Il Sergente Romano e uno Scapolare della Madonna del Carmine

Anche agli altri nove soldati fu risparmiata l’esecuzione, ma prima di essere liberati vennero comunque sottoposti ad una particolare tortura: con delle forbici rudimentali il brigante Giovanni Spadofino mozzò le orecchie a cinque di loro come “ricordo” perenne di quella vicenda, gli altri quattro soldati furono risparmiati in quanto avevano la testa fasciata per le ferite riportate durante lo scontro. Un altro brigante, l’ex sottufficiale borbonico Francesco Monaco di Ceglie Messapica, decise di tagliare con un rasoio il lembo di pelle con la barba ed i baffi ad uno dei militi massacrati, che “portò seco, come segno di valore”, allo stesso modo gli altri banditi decisero di tenersi i mozziconi delle orecchie per esibirli come simboli di trionfo durante i loro vagabondaggi. Da lì passarono alla vicina masseria Colemi, dove si appropriarono di una pistola, un fucile a due colpi e una giumenta, prima di terminare la loro fuga alla masseria Apani, meta preferita per la sosta notturna. Qui, secondo alcune testimonianze, i briganti mostrarono fastosamente i macabri “cimeli” presi con ignominia dopo il supplizio inferto alle guardie nazionali.

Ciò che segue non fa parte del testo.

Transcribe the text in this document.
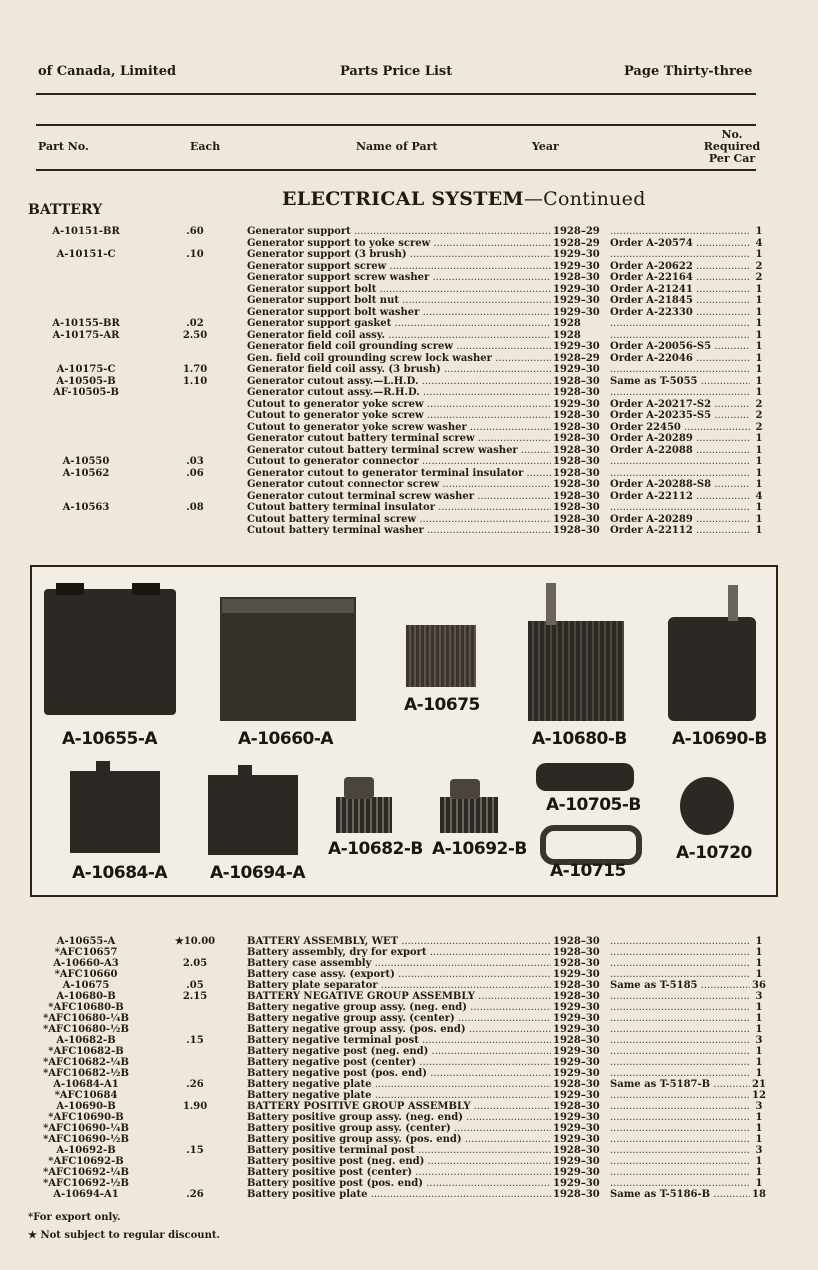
of Canada, Limited	Parts Price List	Page Thirty-three
Part No.	Each	Name of Part	Year
No.
Required
Per Car
ELECTRICAL SYSTEM—Continued
BATTERY
A-10151-BR	.60	Generator support .....	1928–29 .....	1
Generator support to yoke screw .....	1928–29	Order A-20574 .....	4
A-10151-C	.10	Generator support (3 brush) .....	1929–30 .....	1
Generator support screw .....	1929–30	Order A-20622 .....	2
Generator support screw washer .....	1928–30	Order A-22164 .....	2
Generator support bolt .....	1929–30	Order A-21241 .....	1
Generator support bolt nut .....	1929–30	Order A-21845 .....	1
Generator support bolt washer .....	1929–30	Order A-22330 .....	1
A-10155-BR	.02	Generator support gasket .....	1928 .....	1
A-10175-AR	2.50	Generator field coil assy. .....	1928 .....	1
Generator field coil grounding screw .....	1929–30	Order A-20056-S5 .....	1
Gen. field coil grounding screw lock washer .....	1928–29	Order A-22046 .....	1
A-10175-C	1.70	Generator field coil assy. (3 brush) .....	1929–30 .....	1
A-10505-B	1.10	Generator cutout assy.—L.H.D. .....	1928–30	Same as T-5055 .....	1
AF-10505-B	Generator cutout assy.—R.H.D. .....	1928–30 .....	1
Cutout to generator yoke screw .....	1929–30	Order A-20217-S2 .....	2
Cutout to generator yoke screw .....	1928–30	Order A-20235-S5 .....	2
Cutout to generator yoke screw washer .....	1928–30	Order 22450 .....	2
Generator cutout battery terminal screw .....	1928–30	Order A-20289 .....	1
Generator cutout battery terminal screw washer .....	1928–30	Order A-22088 .....	1
A-10550	.03	Cutout to generator connector .....	1928–30 .....	1
A-10562	.06	Generator cutout to generator terminal insulator .....	1928–30 .....	1
Generator cutout connector screw .....	1928–30	Order A-20288-S8 .....	1
Generator cutout terminal screw washer .....	1928–30	Order A-22112 .....	4
A-10563	.08	Cutout battery terminal insulator .....	1928–30 .....	1
Cutout battery terminal screw .....	1928–30	Order A-20289 .....	1
Cutout battery terminal washer .....	1928–30	Order A-22112 .....	1
A-10655-A	A-10660-A
A-10675
A-10680-B	A-10690-B
A-10684-A	A-10694-A
A-10682-B A-10692-B
A-10705-B
A-10715
A-10720
A-10655-A	★10.00	BATTERY ASSEMBLY, WET .....	1928–30 .....	1
*AFC10657	Battery assembly, dry for export .....	1928–30 .....	1
A-10660-A3	2.05	Battery case assembly .....	1928–30 .....	1
*AFC10660	Battery case assy. (export) .....	1929–30 .....	1
A-10675	.05	Battery plate separator .....	1928–30	Same as T-5185 .....	36
A-10680-B	2.15	BATTERY NEGATIVE GROUP ASSEMBLY .....	1928–30 .....	3
*AFC10680-B	Battery negative group assy. (neg. end) .....	1929–30 .....	1
*AFC10680-¼B	Battery negative group assy. (center) .....	1929–30 .....	1
*AFC10680-½B	Battery negative group assy. (pos. end) .....	1929–30 .....	1
A-10682-B	.15	Battery negative terminal post .....	1928–30 .....	3
*AFC10682-B	Battery negative post (neg. end) .....	1929–30 .....	1
*AFC10682-¼B	Battery negative post (center) .....	1929–30 .....	1
*AFC10682-½B	Battery negative post (pos. end) .....	1929–30 .....	1
A-10684-A1	.26	Battery negative plate .....	1928–30	Same as T-5187-B .....	21
*AFC10684	Battery negative plate .....	1929–30 .....	12
A-10690-B	1.90	BATTERY POSITIVE GROUP ASSEMBLY .....	1928–30 .....	3
*AFC10690-B	Battery positive group assy. (neg. end) .....	1929–30 .....	1
*AFC10690-¼B	Battery positive group assy. (center) .....	1929–30 .....	1
*AFC10690-½B	Battery positive group assy. (pos. end) .....	1929–30 .....	1
A-10692-B	.15	Battery positive terminal post .....	1928–30 .....	3
*AFC10692-B	Battery positive post (neg. end) .....	1929–30 .....	1
*AFC10692-¼B	Battery positive post (center) .....	1929–30 .....	1
*AFC10692-½B	Battery positive post (pos. end) .....	1929–30 .....	1
A-10694-A1	.26	Battery positive plate .....	1928–30	Same as T-5186-B .....	18
*For export only.
★ Not subject to regular discount.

Masseria Santa Teresa di Tuturano

I corpi dei tre militari fucilati e in parte bruciati, furono recuperati e sepolti nel cimitero di San Pietro Vernotico. Le indagini accertarono la complicità con i briganti di Achille Del Prete, affittuario della masseria Angelini di Tuturano, dove nei mesi precedenti aveva prestato servizio il bandito Laveneziana, accusa sostenuta dal rinvenimento nei fabbricati agricoli di un vessillo borbonico e di alcune munizioni.

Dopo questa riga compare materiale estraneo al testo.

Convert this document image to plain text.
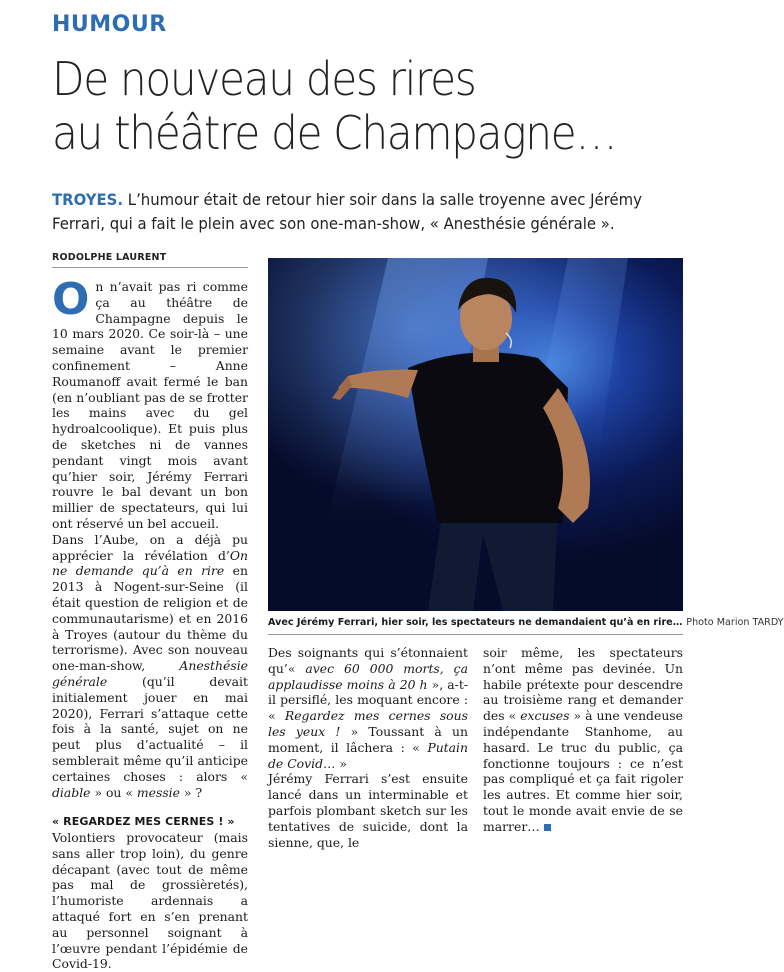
HUMOUR
De nouveau des rires
au théâtre de Champagne…
TROYES. L’humour était de retour hier soir dans la salle troyenne avec Jérémy Ferrari, qui a fait le plein avec son one-man-show, « Anesthésie générale ».
RODOLPHE LAURENT

On n’avait pas ri comme ça au théâtre de Champagne depuis le 10 mars 2020. Ce soir-là – une semaine avant le premier confinement – Anne Roumanoff avait fermé le ban (en n’oubliant pas de se frotter les mains avec du gel hydroalcoolique). Et puis plus de sketches ni de vannes pendant vingt mois avant qu’hier soir, Jérémy Ferrari rouvre le bal devant un bon millier de spectateurs, qui lui ont réservé un bel accueil.

Dans l’Aube, on a déjà pu apprécier la révélation d’On ne demande qu’à en rire en 2013 à Nogent-sur-Seine (il était question de religion et de communautarisme) et en 2016 à Troyes (autour du thème du terrorisme). Avec son nouveau one-man-show, Anesthésie générale (qu’il devait initialement jouer en mai 2020), Ferrari s’attaque cette fois à la santé, sujet on ne peut plus d’actualité – il semblerait même qu’il anticipe certaines choses : alors « diable » ou « messie » ?

« REGARDEZ MES CERNES ! »

Volontiers provocateur (mais sans aller trop loin), du genre décapant (avec tout de même pas mal de grossièretés), l’humoriste ardennais a attaqué fort en s’en prenant au personnel soignant à l’œuvre pendant l’épidémie de Covid-19.

Avec Jérémy Ferrari, hier soir, les spectateurs ne demandaient qu’à en rire… Photo Marion TARDY

Des soignants qui s’étonnaient qu’« avec 60 000 morts, ça applaudisse moins à 20 h », a-t-il persiflé, les moquant encore : « Regardez mes cernes sous les yeux ! » Toussant à un moment, il lâchera : « Putain de Covid… »

Jérémy Ferrari s’est ensuite lancé dans un interminable et parfois plombant sketch sur les tentatives de suicide, dont la sienne, que, le

soir même, les spectateurs n’ont même pas devinée. Un habile prétexte pour descendre au troisième rang et demander des « excuses » à une vendeuse indépendante Stanhome, au hasard. Le truc du public, ça fonctionne toujours : ce n’est pas compliqué et ça fait rigoler les autres. Et comme hier soir, tout le monde avait envie de se marrer…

Masseria Colemi di Tuturano

Circa un mese dopo, la notte tra il 20 ed il 21 novembre, la compagnia brigantesca composta da un centinaio di uomini assalì Carovigno, furono abbattute tutte le insegne sabaude e saccheggiate alcune botteghe e le abitazioni private dei borghesi liberali, all’impresa parteciparono con manifestazioni di giubilo molti contadini e popolani favorevoli alla causa dei briganti, fu l’occasione per dare sfogo i propri risentimenti. Di ritorno dal sacco la masnada dapprima si fermò a pregare nel santuario della Madonna del Belvedere (i briganti erano molto religiosi e veneravano la Madonna del Carmine), quindi si rifugiò a masseria Badessa, nei pressi di Serranova. Poche ore dopo una vedetta allertò i fuorilegge dell’arrivo di un piccolo drappello di Guardie Nazionali e Carabinieri che, grazie anche alle indicazioni fornite ai briganti dal massaro D’Adamo, furono attaccati e respinti; durante lo scontro venne catturato il militare sanvitese Michele Catamerò, successivamente sgozzato “con un coltello adoperato a mò di sega”.


Carovigno, Santuario della Madonna del Belvedere


Serranova, Masseria Badessa

La banda si sentiva forte ed invincibile, al punto da organizzare persino un assalto al bagno penale di Brindisi per liberare i carcerati e poi “aggredire Brindisi e più facilmente Mesagne”, un piano che però non fu mai concretizzato. L'annientamento della banda del sergente Romano avvenne nel gennaio del 1863 con la morte del loro leader dopo un aspro combattimento nelle campagne tra Santeramo e Gioia del Colle.